Kıbrıs’taki saha çalışmalarımın bir haftasını Karpaz bölgesindeki görüşmelerime ayırdım. Bu kapsamda bölgede yaşayan ve görev yapan çok sayıda kişiyle görüşme imkânım oldu. “Bir dokun bin ah işit” türünden, insanlar çok dertli.
Karpaz, adanın doğusunda yer alan, doğal güzellikleriyle bilinen ince uzun bölgesi. Halkının tamamına yakını göçmen. 1974 sonrası kimisi Anadolu’dan, kimisi adanın güneyinden buraya göç etmiş. Ayrıca bölgede yer alan Dipkarpaz ve Sipahi köylerinde Rumlar yaşıyor.
Karpaz sosyoekonomik gelişmişlik bakımından adanın en geri kalmış bölgesi.
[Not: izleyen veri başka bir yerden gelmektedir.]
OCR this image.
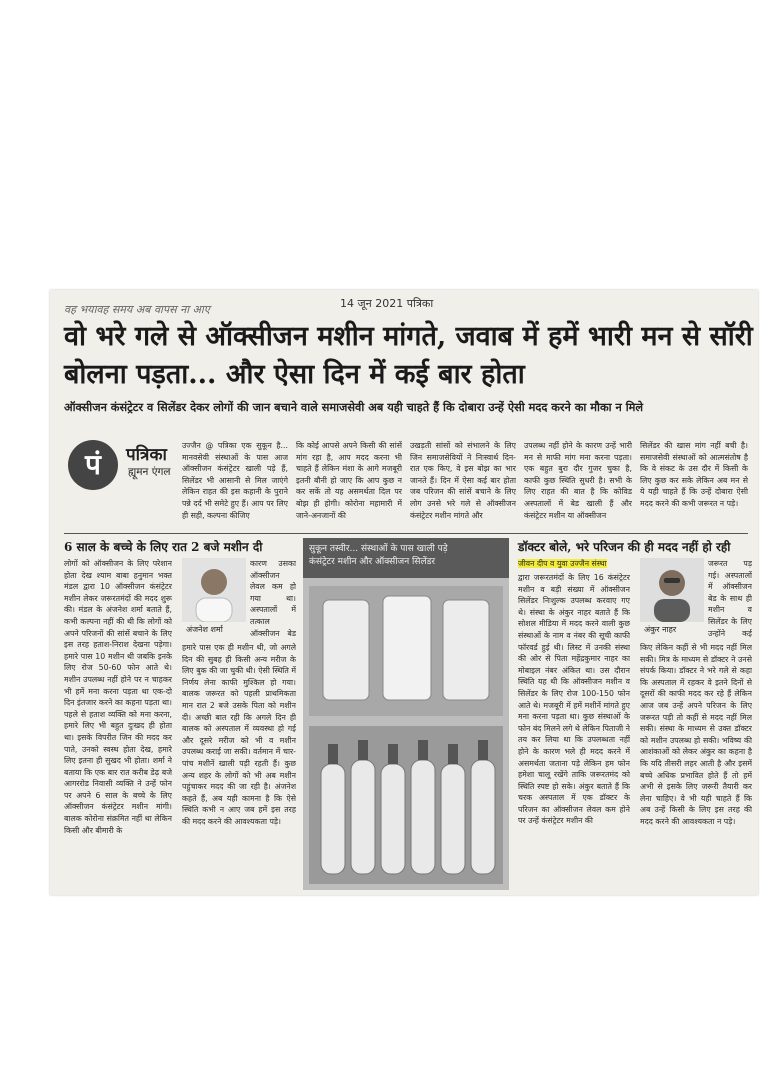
वह भयावह समय अब वापस ना आए	14 जून 2021 पत्रिका
वो भरे गले से ऑक्सीजन मशीन मांगते, जवाब में हमें भारी मन से सॉरी बोलना पड़ता... और ऐसा दिन में कई बार होता
ऑक्सीजन कंसंट्रेटर व सिलेंडर देकर लोगों की जान बचाने वाले समाजसेवी अब यही चाहते हैं कि दोबारा उन्हें ऐसी मदद करने का मौका न मिले
पं	पत्रिका
ह्यूमन एंगल
उज्जैन @ पत्रिका एक सुकून है... मानवसेवी संस्थाओं के पास आज ऑक्सीजन कंसंट्रेटर खाली पड़े हैं, सिलेंडर भी आसानी से मिल जाएंगे लेकिन राहत की इस कहानी के पुराने पन्ने दर्द भी समेटे हुए हैं। आप पर लिए ही सही, कल्पना कीजिए
कि कोई आपसे अपने किसी की सांसें मांग रहा है, आप मदद करना भी चाहते हैं लेकिन मंशा के आगे मजबूरी इतनी बौनी हो जाए कि आप कुछ न कर सकें तो यह असमर्थता दिल पर बोझ ही होगी। कोरोना महामारी में जाने-अनजानों की
उखड़ती सांसों को संभालने के लिए जिन समाजसेवियों ने निःस्वार्थ दिन-रात एक किए, वे इस बोझ का भार जानते हैं। दिन में ऐसा कई बार होता जब परिजन की सांसें बचाने के लिए लोग उनसे भरे गले से ऑक्सीजन कंसंट्रेटर मशीन मांगते और
उपलब्ध नहीं होने के कारण उन्हें भारी मन से माफी मांग मना करना पड़ता। एक बहुत बुरा दौर गुजर चुका है, काफी कुछ स्थिति सुधरी है। सभी के लिए राहत की बात है कि कोविड अस्पतालों में बेड खाली हैं और कंसंट्रेटर मशीन या ऑक्सीजन
सिलेंडर की खास मांग नहीं बची है। समाजसेवी संस्थाओं को आत्मसंतोष है कि वे संकट के उस दौर में किसी के लिए कुछ कर सके लेकिन अब मन से ये यही चाहते हैं कि उन्हें दोबारा ऐसी मदद करने की कभी जरूरत न पड़े।
6 साल के बच्चे के लिए रात 2 बजे मशीन दी
लोगों को ऑक्सीजन के लिए परेशान होता देख श्याम बाबा हनुमान भक्त मंडल द्वारा 10 ऑक्सीजन कंसंट्रेटर मशीन लेकर जरूरतमंदों की मदद शुरू की। मंडल के अंजनेश शर्मा बताते हैं, कभी कल्पना नहीं की थी कि लोगों को अपने परिजनों की सांसें बचाने के लिए इस तरह हताश-निराश देखना पड़ेगा। हमारे पास 10 मशीन थी जबकि इनके लिए रोज 50-60 फोन आते थे। मशीन उपलब्ध नहीं होने पर न चाहकर भी हमें मना करना पड़ता था एक-दो दिन इंतजार करने का कहना पड़ता था। पहले से हताश व्यक्ति को मना करना, हमारे लिए भी बहुत दुःखद ही होता था। इसके विपरीत जिन की मदद कर पाते, उनको स्वस्थ होता देख, हमारे लिए इतना ही सुखद भी होता। शर्मा ने बताया कि एक बार रात करीब डेढ़ बजे आगररोड निवासी व्यक्ति ने उन्हें फोन पर अपने 6 साल के बच्चे के लिए ऑक्सीजन कंसंट्रेटर मशीन मांगी। बालक कोरोना संक्रमित नहीं था लेकिन किसी और बीमारी के
अंजनेश शर्मा
कारण उसका ऑक्सीजन लेवल कम हो गया था। अस्पतालों में तत्काल ऑक्सीजन बेड
हमारे पास एक ही मशीन थी, जो अगले दिन की सुबह ही किसी अन्य मरीज के लिए बुक की जा चुकी थी। ऐसी स्थिति में निर्णय लेना काफी मुश्किल हो गया। बालक जरूरत को पहली प्राथमिकता मान रात 2 बजे उसके पिता को मशीन दी। अच्छी बात रही कि अगले दिन ही बालक को अस्पताल में व्यवस्था हो गई और दूसरे मरीज को भी व मशीन उपलब्ध कराई जा सकी। वर्तमान में चार-पांच मशीनें खाली पड़ी रहती हैं। कुछ अन्य शहर के लोगों को भी अब मशीन पहुंचाकर मदद की जा रही है। अंजनेश कहते हैं, अब यही कामना है कि ऐसे स्थिति कभी न आए जब हमें इस तरह की मदद करने की आवश्यकता पड़े।
सुकून तस्वीर... संस्थाओं के पास खाली पड़े
कंसंट्रेटर मशीन और ऑक्सीजन सिलेंडर
डॉक्टर बोले, भरे परिजन की ही मदद नहीं हो रही
जीवन दीप व युवा उज्जैन संस्था
द्वारा जरूरतमंदों के लिए 16 कंसंट्रेटर मशीन व बड़ी संख्या में ऑक्सीजन सिलेंडर निःशुल्क उपलब्ध करवाए गए थे। संस्था के अंकुर नाहर बताते हैं कि सोशल मीडिया में मदद करने वाली कुछ संस्थाओं के नाम व नंबर की सूची काफी फॉरवर्ड हुई थी। लिस्ट में उनकी संस्था की ओर से पिता महेंद्रकुमार नाहर का मोबाइल नंबर अंकित था। उस दौरान स्थिति यह थी कि ऑक्सीजन मशीन व सिलेंडर के लिए रोज 100-150 फोन आते थे। मजबूरी में हमें मशीनें मांगते हुए मना करना पड़ता था। कुछ संस्थाओं के फोन बंद मिलने लगे थे लेकिन पिताजी ने तय कर लिया था कि उपलब्धता नहीं होने के कारण भले ही मदद करने में असमर्थता जताना पड़े लेकिन हम फोन हमेशा चालू रखेंगे ताकि जरूरतमंद को स्थिति स्पष्ट हो सके। अंकुर बताते हैं कि चरक अस्पताल में एक डॉक्टर के परिजन का ऑक्सीजन लेवल कम होने पर उन्हें कंसंट्रेटर मशीन की
अंकुर नाहर
जरूरत पड़ गई। अस्पतालों में ऑक्सीजन बेड के साथ ही मशीन व सिलेंडर के लिए उन्होंने कई
किए लेकिन कहीं से भी मदद नहीं मिल सकी। मित्र के माध्यम से डॉक्टर ने उनसे संपर्क किया। डॉक्टर ने भरे गले से कहा कि अस्पताल में रहकर वे इतने दिनों से दूसरों की काफी मदद कर रहे हैं लेकिन आज जब उन्हें अपने परिजन के लिए जरूरत पड़ी तो कहीं से मदद नहीं मिल सकी। संस्था के माध्यम से उक्त डॉक्टर को मशीन उपलब्ध हो सकी। भविष्य की आशंकाओं को लेकर अंकुर का कहना है कि यदि तीसरी लहर आती है और इसमें बच्चे अधिक प्रभावित होते हैं तो हमें अभी से इसके लिए जरूरी तैयारी कर लेना चाहिए। वे भी यही चाहते हैं कि अब उन्हें किसी के लिए इस तरह की मदद करने की आवश्यकता न पड़े।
Yakın zamana kadar halkın temel geçim kaynağı tarım, hayvancılık ve balıkçılıktı. Fakat zamanla bu kaynaklar kurumaya yüz tuttu. Bu durum şehirlere göçleri tetikledi. Özellikle genç nüfus daha iyi bir gelecek kaygısıyla bölgeyi terk ediyor. Eğitimli nüfusun geri dönme imkânı zaten yok.
Karpaz coğrafi açıdan oldukça önemli bir jeopolitiğe sahip. İsrail’den Türkiye’ye uzanan kıyı şeridini bu bölgeden kontrol edebilmek olası. Yine, deniz yetki alanlarına sahiplik bakımından kritik bir değeri var.
Rum tarafı şimdiye kadar katıldığı tüm müzakerelerde Karpaz bölgesinin kendisine bırakılması için elinden geleni yaptı. Nihayetinde Annan Planı’nda Türk tarafı Karpaz’ı Rum yönetimine devretmeyi kabul etti. Açıkçası bu, tarihi bir hataydı.
Karpaz bölgesine şimdiye kadar ne Türkiye ne de KKTC adam akıllı sahip çıktı. Sanki “Rum’a verilecek toprağa niye yatırım yapalım” şeklinde üstü örtük bir anlayış var. Fakat Rum yönetimi tam tersi bir tavır içinde. Bölgede yaşayan vatandaşlarının sayısını artırmak için elinden geleni yapıyor, ciddi ekonomik destekler ve teşvikler sağlıyor.
Bölgenin becerikli vatansever muhtarları ve belediye başkanları işbaşında olmasa durum gerçekten içler acısı. Bu insanların gayretleriyle bölge halkının sorunları çözülmeye çalışılıyor. KKTC hükümetleri bölge halkını seçimden seçime hatırlarken, Türkiye’nin kurum temsilcileri ise konunun mahiyetini idrak düzeyinde henüz bir mesai harcamış değil.
Bölgeden bir yetkili şöyle diyor, “Karpaz bölgesine Rumların ve İsraillilerin gösterdiği ilgiyi ne KKTC ne de Türkiye gösteriyor. Seçimden seçime hatırlanıyoruz. Topraklarımızı satıp göç etmekten başka bir şansımız kalmadı.”
Başka bir yetkilinin görüşleri ise şöyle, “Rum tarafı Rumların sayısını artırmak için her türlü maddi yardımı yapıyor. Bizimkiler ise galiba bizim sayımızı azaltmak istiyor. Bu yüzden bizi burada tutacak herhangi bir proje üretmiyorlar. Lafa gelince Karpaz’ı Rum’a vermeyeceğiz diyorlar ama buna inanmak çok zor!”
Uzun yıllar bölgede öğretmenlik yapmış bir kişinin gözlemleri de şu şekilde, “gençlerin büyük çoğunluğu geri kalmışlığın farkında. Doğa güzel ama karın doyurmuyor. Gençler, gidenlerin kalanlardan daha iyi bir hayat sürdüğünü görüyor. Siyasilerin eylemleriyle sözleri uyuşmuyor. Ailelerinin kandırıldığına çokça şahit olmuşlar. Yol yok, altyapı yok, iş yok, planlama yok, umut yok, güven yok, gençler ne yapsın!”
Örnekleri çoğaltmak mümkün. Bize düşen, sorunların aktarılmasına aracılık yapmak ve tarihe not düşmek. Siyaset bilimciler, “devlet uzun soluklu düşünür” der. Karpaz halkı ve yöneticileri bu solukta bir nefes olmak için çırpınıyor. Umarız bu kısa ve öz yazı, bazı taşları yerinden oynatır, ezberleri bozar!